The new translation is said to be aimed at younger readers and censors any mention of the Islamic prophet to “not hurt unnecessarily”, according to the translator of the new edition of the work, Lies Lavrijsen.

Lavrijsen stated on Dutch-speaking Belgian radio that the redacted section involved Dante’s visits to one of the nine circles of Hell in the Inferno, specifically the eighth circle in which he meets the Islamic prophet, Mohammed, reports Le Figaro.

The section that mentions Mohammed — in this translation by nineteenth-century American poet Henry Wadsworth Longfellow, published by Project Gutenberg — reads as follows:

A cask by losing centre-piece or cant
Was never shattered so, as I saw one
Rent from the chin to where one breaketh wind.

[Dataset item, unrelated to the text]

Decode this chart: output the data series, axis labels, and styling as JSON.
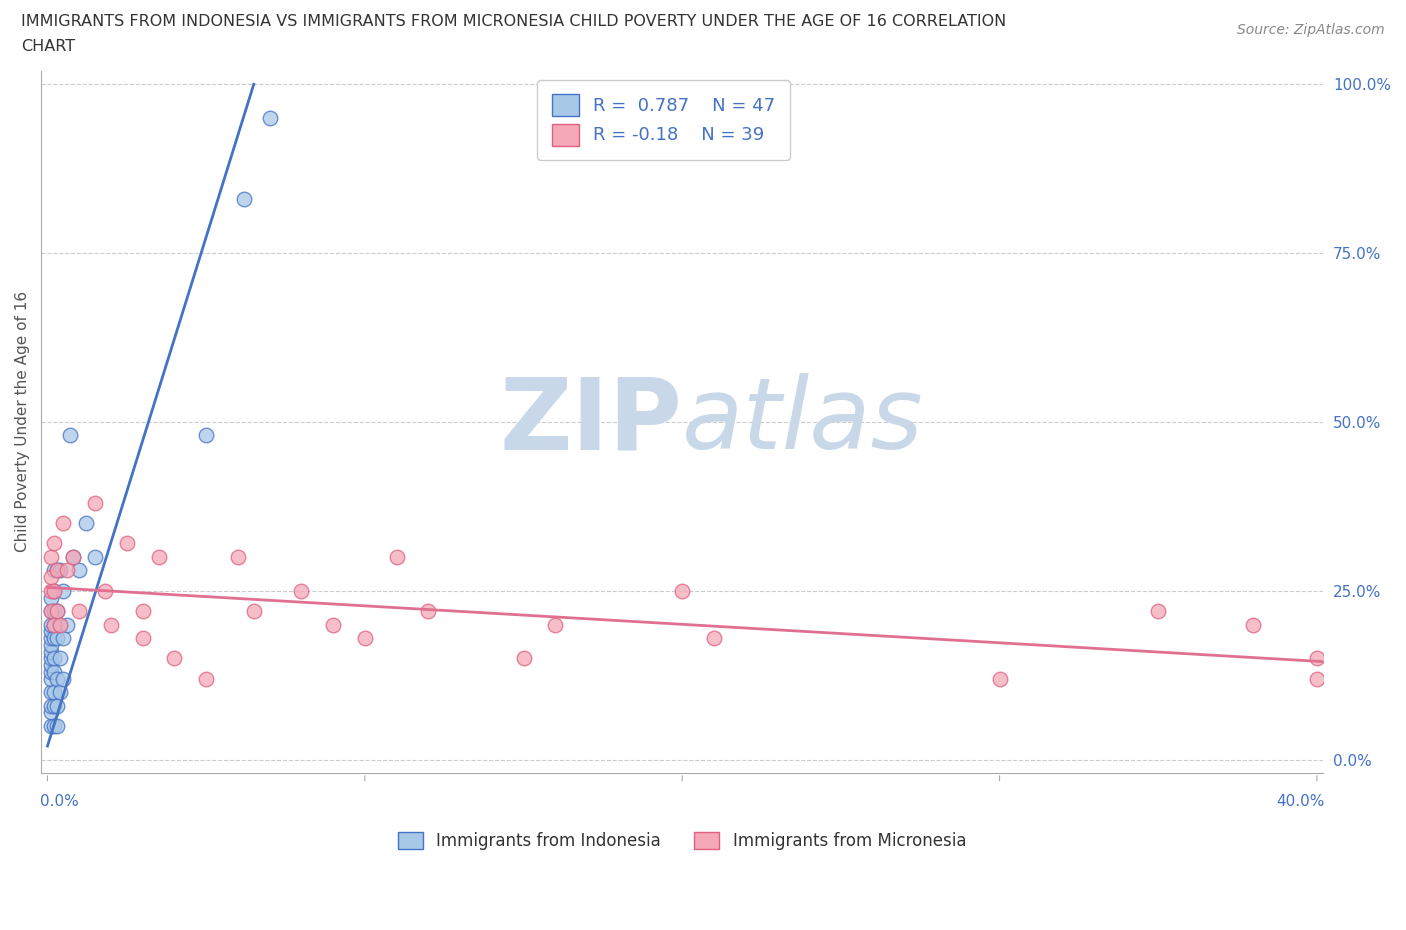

Between his legs were hanging down his entrails;
His heart was visible, and the dismal sack
That maketh excrement of what is eaten.

While I was all absorbed in seeing him,
He looked at me, and opened with his hands
His bosom, saying: “See now how I rend me;

How mutilated, see, is Mahomet;
In front of me doth Ali weeping go,
Cleft in the face from forelock unto chin;

And all the others whom thou here beholdest,
Disseminators of scandal and of schism
While living were, and therefore are cleft thus.

Inferno: Canto XXVIII

While much of the passage of Canto XXVIII has been preserved, Mohammed’s name and the lines in which the Muslim prophet was punished for spreading Islam, or creating the “schism”, has been completely removed.

“The publisher’s goal was to make Inferno accessible to the widest possible audience, especially the younger audience, and we knew that if we left this passage as it was, a large part of the readers would have been unnecessarily hurt,” Lavrijsen said.

The translator added that the decision was made in concert with the book’s publisher, in the context of the murder of teacher Samuel Paty, according to Le Figaro.

Paty, who showed cartoons of Mohammed to his class last year during a lesson on freedom of expression, was subject to a social media campaign by Islamists and was later beheaded in the street by a Chechen refugee.

Later it was revealed that the girl whose claims sparked the campaign had lied about being in Paty’s class when the cartoons were displayed to pupils and had falsely claimed Muslims were singled out and asked to leave the room before the drawings were shown.

Her father, Brahim Chnina, who helped organise the social media campaign, was arrested after the killing. He is believed to have directly communicated with Paty’s killer before the murder.

The new translation of Dante has not been met without criticism. Dutch translator Peter Vestegen, who has also translated Dante’s work, labelled the move as censorship.

“The Divine Comedy is a sacrosanct masterpiece. You can’t cut it like that. In the Netherlands, I have never been asked [to censor the piece]. It is true that, in the case of an adaptation, one has more freedom, but then it must be indicated in the book that it is an adaptation and not a translation. In any case, no one asked for this capitulation,” he said.

Writer Abdelkader Benali even noted that Arabic translations of Dante had not changed the text for Arabic-speaking audiences, but said some versions had added footnotes explaining the historical context of the work.